Right after I graduated out of grad school I needed to take any work I could get. I had lots of bills and rent to pay and my low-paying, PT job wasn't cutting it. I ended up working at a small associates-degree college in Queens. My male boss came up to me one day and told me I looked great with a skirt on. While it seemed undeniably flirty, it also seemed to indicate that wearing pants (as I normally did) was not the best choice. There was this sense that they wanted "feminine" girls working — girls who looked pretty. The school was run primarily by the patriarch of one family, and his son managed me directly. Later, I was told I looked tired; they suggested "a little lipstick." They told me to "keep that in mind for the future." When I repeatedly didn't dress "lady-like" or wear bright pink lipstick (I was dealing with low-income students who just needed someone to help them with their paperwork, not look pretty), my relationships with them grew tense. I was punished for speaking up; they had me sit in a back room and make 40 phone calls per hour (humanly not possible). They listened in on my calls. Then one day they let me go because I was using my cell phone at work (for a brief moment). They told me they had "warned me," and in a way they did — they warned me when they told me my body, my face, my voice wasn't wanted — that it needed to change. I couldn't help but see through the reasoning ("cell phone use"): they wanted me to agree, not never speak up, to assimilate, to be feminine and idyllic. Fast forward three years and I've had countless major bylines, a book publication, and have worked in high-level jobs for a few great companies. The thing I learned from that experience? Work with like-minded people who appreciate diversity, intelligence and fair treatment of employees. I persisted, though. I took what I learned from that experienced and decided to go for what I wanted, and what made me happy. And I'm glad I had the relative privilege to do so, where so many women do not. When women are silenced and punished for their voice, it's up to us to not normalize it — to speak out, to say it is not okay.

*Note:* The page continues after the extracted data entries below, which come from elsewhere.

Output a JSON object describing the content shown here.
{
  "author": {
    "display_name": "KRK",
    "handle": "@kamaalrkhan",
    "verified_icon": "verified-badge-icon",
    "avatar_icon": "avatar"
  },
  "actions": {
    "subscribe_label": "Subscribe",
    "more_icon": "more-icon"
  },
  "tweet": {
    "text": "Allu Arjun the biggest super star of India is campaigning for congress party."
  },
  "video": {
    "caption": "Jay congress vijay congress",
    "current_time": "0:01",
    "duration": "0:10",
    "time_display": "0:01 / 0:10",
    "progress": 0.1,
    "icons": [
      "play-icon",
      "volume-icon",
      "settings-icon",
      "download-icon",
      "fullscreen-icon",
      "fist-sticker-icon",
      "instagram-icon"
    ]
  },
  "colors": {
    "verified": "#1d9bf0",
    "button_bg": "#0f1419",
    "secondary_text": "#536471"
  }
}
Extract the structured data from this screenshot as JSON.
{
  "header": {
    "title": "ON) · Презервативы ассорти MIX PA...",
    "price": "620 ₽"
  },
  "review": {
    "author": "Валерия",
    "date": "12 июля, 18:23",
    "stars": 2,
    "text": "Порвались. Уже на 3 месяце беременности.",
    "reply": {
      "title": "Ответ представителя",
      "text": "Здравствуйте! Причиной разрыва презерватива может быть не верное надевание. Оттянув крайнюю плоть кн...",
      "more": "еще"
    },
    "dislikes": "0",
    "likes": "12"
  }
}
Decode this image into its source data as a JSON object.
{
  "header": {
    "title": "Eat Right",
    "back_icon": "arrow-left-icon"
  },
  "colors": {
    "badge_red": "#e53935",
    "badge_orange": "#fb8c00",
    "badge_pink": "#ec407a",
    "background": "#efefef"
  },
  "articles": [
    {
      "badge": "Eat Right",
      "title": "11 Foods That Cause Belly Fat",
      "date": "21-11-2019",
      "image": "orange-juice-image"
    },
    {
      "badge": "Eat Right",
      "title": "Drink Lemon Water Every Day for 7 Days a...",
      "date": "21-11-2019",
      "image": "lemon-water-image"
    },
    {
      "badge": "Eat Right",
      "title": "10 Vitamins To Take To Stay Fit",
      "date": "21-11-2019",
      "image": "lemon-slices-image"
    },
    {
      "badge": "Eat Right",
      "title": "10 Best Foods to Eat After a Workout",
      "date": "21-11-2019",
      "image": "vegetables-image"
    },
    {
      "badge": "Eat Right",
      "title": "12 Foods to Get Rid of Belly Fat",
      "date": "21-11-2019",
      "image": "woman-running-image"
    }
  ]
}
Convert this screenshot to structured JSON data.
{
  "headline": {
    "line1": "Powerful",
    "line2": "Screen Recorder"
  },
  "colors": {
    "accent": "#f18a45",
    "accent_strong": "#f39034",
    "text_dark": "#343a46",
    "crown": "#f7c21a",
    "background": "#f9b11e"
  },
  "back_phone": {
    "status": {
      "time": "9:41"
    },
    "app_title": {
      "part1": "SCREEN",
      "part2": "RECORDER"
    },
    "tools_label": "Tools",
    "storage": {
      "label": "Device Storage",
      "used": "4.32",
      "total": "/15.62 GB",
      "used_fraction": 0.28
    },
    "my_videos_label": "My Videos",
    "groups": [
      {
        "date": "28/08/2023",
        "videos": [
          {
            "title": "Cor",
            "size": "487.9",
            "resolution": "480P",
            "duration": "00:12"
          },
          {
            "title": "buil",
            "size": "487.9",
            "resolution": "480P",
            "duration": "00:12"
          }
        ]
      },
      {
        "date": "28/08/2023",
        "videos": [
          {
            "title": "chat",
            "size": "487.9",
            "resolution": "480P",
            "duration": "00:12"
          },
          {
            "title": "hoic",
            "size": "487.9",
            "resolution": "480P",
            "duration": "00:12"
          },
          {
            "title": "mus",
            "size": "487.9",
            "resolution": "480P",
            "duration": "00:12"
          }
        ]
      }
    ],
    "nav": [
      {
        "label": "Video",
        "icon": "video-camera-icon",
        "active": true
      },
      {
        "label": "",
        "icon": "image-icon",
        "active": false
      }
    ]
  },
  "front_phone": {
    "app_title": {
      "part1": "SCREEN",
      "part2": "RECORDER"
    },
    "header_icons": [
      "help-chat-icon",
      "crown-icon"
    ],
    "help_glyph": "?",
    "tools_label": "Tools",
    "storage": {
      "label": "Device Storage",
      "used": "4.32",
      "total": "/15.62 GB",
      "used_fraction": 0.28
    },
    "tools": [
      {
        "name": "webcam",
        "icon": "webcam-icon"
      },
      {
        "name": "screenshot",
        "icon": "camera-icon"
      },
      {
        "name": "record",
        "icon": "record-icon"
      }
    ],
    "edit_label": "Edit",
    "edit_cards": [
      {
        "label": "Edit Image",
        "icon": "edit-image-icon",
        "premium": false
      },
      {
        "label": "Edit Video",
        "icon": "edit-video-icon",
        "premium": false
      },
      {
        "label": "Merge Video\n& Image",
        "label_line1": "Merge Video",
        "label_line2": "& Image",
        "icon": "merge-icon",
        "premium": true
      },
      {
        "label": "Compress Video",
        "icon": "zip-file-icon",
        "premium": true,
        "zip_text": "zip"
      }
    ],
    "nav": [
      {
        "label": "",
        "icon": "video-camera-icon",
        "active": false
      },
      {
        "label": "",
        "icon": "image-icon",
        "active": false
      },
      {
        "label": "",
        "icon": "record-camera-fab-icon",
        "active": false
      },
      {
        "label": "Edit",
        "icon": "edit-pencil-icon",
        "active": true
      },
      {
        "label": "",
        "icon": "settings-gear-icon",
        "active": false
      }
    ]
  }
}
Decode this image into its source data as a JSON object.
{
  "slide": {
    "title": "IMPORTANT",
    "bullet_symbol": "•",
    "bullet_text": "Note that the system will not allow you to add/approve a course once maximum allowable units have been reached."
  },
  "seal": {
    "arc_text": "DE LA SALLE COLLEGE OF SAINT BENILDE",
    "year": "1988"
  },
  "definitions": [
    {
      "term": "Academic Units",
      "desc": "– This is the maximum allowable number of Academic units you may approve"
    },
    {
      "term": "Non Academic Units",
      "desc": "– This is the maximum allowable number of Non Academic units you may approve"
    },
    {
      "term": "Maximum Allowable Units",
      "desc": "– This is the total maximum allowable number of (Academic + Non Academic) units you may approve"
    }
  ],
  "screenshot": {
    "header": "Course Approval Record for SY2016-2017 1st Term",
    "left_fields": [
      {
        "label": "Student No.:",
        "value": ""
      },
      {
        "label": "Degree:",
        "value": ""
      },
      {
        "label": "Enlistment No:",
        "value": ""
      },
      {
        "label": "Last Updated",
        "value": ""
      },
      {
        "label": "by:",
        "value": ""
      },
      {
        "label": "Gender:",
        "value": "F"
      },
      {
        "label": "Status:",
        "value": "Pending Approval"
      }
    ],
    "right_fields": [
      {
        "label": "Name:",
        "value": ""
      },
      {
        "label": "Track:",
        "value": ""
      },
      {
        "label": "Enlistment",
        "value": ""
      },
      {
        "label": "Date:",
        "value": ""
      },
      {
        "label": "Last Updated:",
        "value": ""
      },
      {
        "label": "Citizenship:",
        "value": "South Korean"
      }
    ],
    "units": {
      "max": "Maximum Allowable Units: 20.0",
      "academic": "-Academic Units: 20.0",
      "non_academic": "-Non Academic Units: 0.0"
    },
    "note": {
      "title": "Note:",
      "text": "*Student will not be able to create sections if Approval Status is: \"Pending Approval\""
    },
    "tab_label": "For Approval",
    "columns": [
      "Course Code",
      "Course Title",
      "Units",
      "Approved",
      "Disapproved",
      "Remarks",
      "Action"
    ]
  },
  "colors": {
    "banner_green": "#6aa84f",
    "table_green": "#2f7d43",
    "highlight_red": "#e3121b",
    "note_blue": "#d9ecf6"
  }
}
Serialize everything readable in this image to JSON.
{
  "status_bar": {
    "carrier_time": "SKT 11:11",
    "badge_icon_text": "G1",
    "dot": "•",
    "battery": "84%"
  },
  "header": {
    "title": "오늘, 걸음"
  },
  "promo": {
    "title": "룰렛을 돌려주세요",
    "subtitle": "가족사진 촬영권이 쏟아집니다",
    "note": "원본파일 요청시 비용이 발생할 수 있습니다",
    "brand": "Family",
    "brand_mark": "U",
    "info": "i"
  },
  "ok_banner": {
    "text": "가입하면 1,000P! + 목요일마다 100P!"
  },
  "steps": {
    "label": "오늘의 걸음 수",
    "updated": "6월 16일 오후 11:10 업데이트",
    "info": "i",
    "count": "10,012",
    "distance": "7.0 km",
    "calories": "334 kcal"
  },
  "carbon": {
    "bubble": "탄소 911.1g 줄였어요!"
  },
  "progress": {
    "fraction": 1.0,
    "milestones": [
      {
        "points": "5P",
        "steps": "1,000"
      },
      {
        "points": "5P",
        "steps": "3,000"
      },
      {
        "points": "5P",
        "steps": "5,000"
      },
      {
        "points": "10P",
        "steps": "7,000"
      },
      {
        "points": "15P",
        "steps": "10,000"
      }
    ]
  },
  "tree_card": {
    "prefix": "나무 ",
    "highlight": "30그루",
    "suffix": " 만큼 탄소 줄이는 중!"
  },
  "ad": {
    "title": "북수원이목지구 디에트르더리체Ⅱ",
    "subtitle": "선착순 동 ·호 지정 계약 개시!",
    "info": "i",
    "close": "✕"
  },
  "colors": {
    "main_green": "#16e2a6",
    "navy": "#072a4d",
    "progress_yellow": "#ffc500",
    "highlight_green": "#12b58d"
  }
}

I was working as a college intern for a Senator in Washington during the summer between my sophomore and junior years. I worked hard to get that spot and was proud to be the youngest intern there. Being only 20, I didn't go to any of the bars with the other interns; instead, I chose to explore the city at night. I was walking to Dupont Circle one night when a man yanked me into an alley. He warned me not to call out and I would be allowed to walk away after. When I reported the attack, the responding officer warned me against walking at night. Later, the doctor at the clinic I visited warned me about being alone and female in the city. I remember his words — "It is much wiser to have a male friend with you, just in case". All night, all I heard were warnings from men, as if it were my fault I was assaulted. Because of those warnings, I took on the guilt of my rape. Feeling foolish, I didn't talk about my experience for a few years. I was silenced."
Since Warren was silenced on the Senate floor on Tuesday, Jeff Sessions was confirmed as the attorney general — but if Warren's powerful responses to it and the stories of these women above are any indication, in moments like this, there is no better option than to nevertheless, persist.